Magical resilience: why curiosity is the key to startup survival
After spending 15 years leading teams in one of the UK’s largest retailers, I made the bold decision to put everything into my dream: becoming a full-time magician and speaker. On 4th April 2020, I took redundancy – ready to launch the business I had been quietly building for years.
Just days later, the world shut down. The pandemic wiped out my diary overnight. No-one was hiring speakers. No-one was booking magicians. In a single moment, everything I had worked for disappeared.
It could have been the end of the road. Instead, it became the beginning of my journey with magical resilience: The ability to move from panic to possibility through curiosity and courage.
Setbacks happen, but they don’t have to define you
Startup life is exhilarating but, let’s be honest, it’s also brutal. Tight deadlines, funding pressures, fierce competition, and the challenge of scaling can push even the most confident founder into ‘fight or flight’ mode.
Panic is natural but, here’s the problem: it narrows your vision – locking you into ‘survival’ mode and blinding you to the very possibilities that could save you.
The trick isn’t to avoid panic altogether. It’s to recognise it, pause and reframe it as a signal. Slow down, breathe and look for the opportunity hiding in the chaos.
The magician’s mindset
When people meet me and I say: “I’m a magician,” I’ve noticed something fascinating… They immediately light up. There’s an unspoken trust – an expectation that something extraordinary is about to happen.
And when something like a borrowed phone or set of keys disappears in a performance? The audience doesn’t panic. They don’t storm the stage demanding their phone or keys back. They lean in. They’re curious. They trust that something magical is about to unfold.
But in business, when something disappears – a client backs out, funding falls through or a product launch fails – our instinct is different. We panic. We see loss instead of possibility.

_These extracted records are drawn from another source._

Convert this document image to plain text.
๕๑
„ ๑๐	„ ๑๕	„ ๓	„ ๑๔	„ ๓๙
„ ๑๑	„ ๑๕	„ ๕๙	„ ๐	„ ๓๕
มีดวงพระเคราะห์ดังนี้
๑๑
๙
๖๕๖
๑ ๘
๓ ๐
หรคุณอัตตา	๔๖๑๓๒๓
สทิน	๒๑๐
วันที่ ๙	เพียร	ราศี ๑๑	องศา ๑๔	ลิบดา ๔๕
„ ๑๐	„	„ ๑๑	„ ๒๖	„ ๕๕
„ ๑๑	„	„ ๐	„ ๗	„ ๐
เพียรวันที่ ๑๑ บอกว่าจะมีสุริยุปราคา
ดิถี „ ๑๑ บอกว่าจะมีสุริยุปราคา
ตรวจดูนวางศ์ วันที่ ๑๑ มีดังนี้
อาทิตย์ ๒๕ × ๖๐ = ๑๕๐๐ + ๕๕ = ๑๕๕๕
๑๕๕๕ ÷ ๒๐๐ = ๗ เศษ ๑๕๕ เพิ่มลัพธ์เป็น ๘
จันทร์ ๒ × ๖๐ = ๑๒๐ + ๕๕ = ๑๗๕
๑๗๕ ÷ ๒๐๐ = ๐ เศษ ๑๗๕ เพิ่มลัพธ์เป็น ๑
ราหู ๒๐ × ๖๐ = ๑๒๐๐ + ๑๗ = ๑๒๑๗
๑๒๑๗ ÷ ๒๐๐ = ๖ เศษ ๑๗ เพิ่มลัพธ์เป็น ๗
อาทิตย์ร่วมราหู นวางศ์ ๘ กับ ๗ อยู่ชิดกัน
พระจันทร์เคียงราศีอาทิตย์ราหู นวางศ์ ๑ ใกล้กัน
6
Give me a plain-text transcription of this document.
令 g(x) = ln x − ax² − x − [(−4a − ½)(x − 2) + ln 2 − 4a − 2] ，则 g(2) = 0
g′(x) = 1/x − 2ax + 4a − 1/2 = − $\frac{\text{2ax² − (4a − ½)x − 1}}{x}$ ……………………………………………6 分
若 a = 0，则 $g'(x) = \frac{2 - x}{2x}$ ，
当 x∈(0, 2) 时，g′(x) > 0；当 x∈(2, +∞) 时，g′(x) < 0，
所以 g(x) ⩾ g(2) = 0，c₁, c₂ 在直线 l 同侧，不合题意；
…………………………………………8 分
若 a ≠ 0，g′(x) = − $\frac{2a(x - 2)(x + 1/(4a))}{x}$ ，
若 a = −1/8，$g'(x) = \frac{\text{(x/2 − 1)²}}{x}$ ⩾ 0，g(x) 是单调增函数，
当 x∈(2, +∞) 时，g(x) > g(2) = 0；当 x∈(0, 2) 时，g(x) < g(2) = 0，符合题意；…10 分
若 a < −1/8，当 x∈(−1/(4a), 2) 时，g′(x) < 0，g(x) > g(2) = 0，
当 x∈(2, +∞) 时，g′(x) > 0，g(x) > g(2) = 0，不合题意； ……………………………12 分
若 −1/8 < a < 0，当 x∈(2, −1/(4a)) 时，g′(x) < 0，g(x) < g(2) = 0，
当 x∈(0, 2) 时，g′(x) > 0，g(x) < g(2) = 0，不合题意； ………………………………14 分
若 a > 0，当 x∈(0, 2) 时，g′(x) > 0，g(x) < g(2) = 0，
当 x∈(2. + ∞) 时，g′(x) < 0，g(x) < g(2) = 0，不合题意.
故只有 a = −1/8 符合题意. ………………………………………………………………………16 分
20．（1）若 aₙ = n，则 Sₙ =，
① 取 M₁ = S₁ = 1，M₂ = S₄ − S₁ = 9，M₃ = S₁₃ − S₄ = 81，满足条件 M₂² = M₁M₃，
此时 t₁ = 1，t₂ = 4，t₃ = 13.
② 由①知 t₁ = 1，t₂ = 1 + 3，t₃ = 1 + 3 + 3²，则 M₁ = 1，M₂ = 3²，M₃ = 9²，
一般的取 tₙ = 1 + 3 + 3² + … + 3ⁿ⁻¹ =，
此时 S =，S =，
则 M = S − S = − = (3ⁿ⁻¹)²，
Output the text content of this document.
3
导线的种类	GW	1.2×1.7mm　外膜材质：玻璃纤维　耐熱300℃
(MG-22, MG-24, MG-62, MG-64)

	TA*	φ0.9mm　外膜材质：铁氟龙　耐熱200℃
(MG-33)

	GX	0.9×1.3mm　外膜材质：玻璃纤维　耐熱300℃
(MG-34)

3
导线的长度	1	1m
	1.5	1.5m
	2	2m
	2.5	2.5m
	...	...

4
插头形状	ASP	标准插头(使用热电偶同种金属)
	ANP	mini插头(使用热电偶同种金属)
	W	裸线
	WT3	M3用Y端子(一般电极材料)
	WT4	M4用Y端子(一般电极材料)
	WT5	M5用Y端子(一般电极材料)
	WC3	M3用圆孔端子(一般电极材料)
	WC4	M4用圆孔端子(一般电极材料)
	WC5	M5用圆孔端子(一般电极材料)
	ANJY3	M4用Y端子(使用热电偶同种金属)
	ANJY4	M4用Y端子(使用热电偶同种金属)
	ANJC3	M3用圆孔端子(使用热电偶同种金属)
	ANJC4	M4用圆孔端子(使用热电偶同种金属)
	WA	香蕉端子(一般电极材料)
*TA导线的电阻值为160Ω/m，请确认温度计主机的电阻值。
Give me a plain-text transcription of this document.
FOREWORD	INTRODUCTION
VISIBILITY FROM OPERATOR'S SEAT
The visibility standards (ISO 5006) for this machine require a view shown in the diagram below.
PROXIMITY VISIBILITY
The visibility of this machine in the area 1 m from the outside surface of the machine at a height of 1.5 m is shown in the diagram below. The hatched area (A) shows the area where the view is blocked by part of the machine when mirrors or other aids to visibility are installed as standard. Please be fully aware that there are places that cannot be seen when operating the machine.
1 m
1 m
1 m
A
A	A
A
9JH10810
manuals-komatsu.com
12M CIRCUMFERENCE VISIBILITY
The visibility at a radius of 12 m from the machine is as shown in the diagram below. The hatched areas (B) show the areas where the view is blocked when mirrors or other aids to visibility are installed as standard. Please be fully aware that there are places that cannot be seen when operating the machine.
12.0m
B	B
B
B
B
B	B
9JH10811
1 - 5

What if founders could choose the magician’s mindset? Just like when we experience magic, what if instead of fear, we responded to setbacks with excitement and curiosity? What if we trusted the detour – knowing that something extraordinary might be waiting just around the corner?
That’s magical resilience: Approaching challenges the way an audience approaches a trick. Not with dread, but with anticipation that something remarkable could emerge.
My pandemic detour
Back in 2020, I had every reason to panic when my bookings “magically” dried up. Everything I had worked for vanished overnight. I remember sitting at my dining table, head in my hands, asking: “What have I done?”
But then, another question followed: “What happens next?”
That single mindset shift from panic to curiosity changed everything. New opportunities appeared – projects I hadn’t even imagined before, which led me to work with incredible people and, eventually, travel the world inspiring others.
And in the middle of that setback, life gave me more than I’d planned for: I got married, became a dad and built a business far more resilient than I could have dreamt.
Looking back, I realise none of it was part of “the plan”… But that’s the magic! The unknown isn’t just where things go wrong, it’s where extraordinary things can happen – if you stay curious.
Panic to possibility: Practical moves
So, how can founders apply magical resilience in their own startup journeys? Here are four small, but powerful, shifts:
- Pause and breathe: Calm your body to reset your mind
- Reframe the story: Instead of “This is a disaster”, try “This is a detour”
- Focus on controllables: Such as your energy, your effort and your next step
- Ask for help: Mentors, peers and your team often see opportunities you can’t
These aren’t tricks; they’re resilience habits. The more you practise them, the more natural it becomes to move from panic to possibility.
The possibility perspective
Setbacks aren’t signs that you’re failing. They’re part of the journey every founder must walk. Panic may knock on the door, but you don’t have to let it stay.
As my mentor Jack Canfield once told me: “What’s in the way is the way.”
When you choose to respond with the magician’s mindset – trusting the detour, staying curious and leaning into possibility – the future opens in ways you never imagined.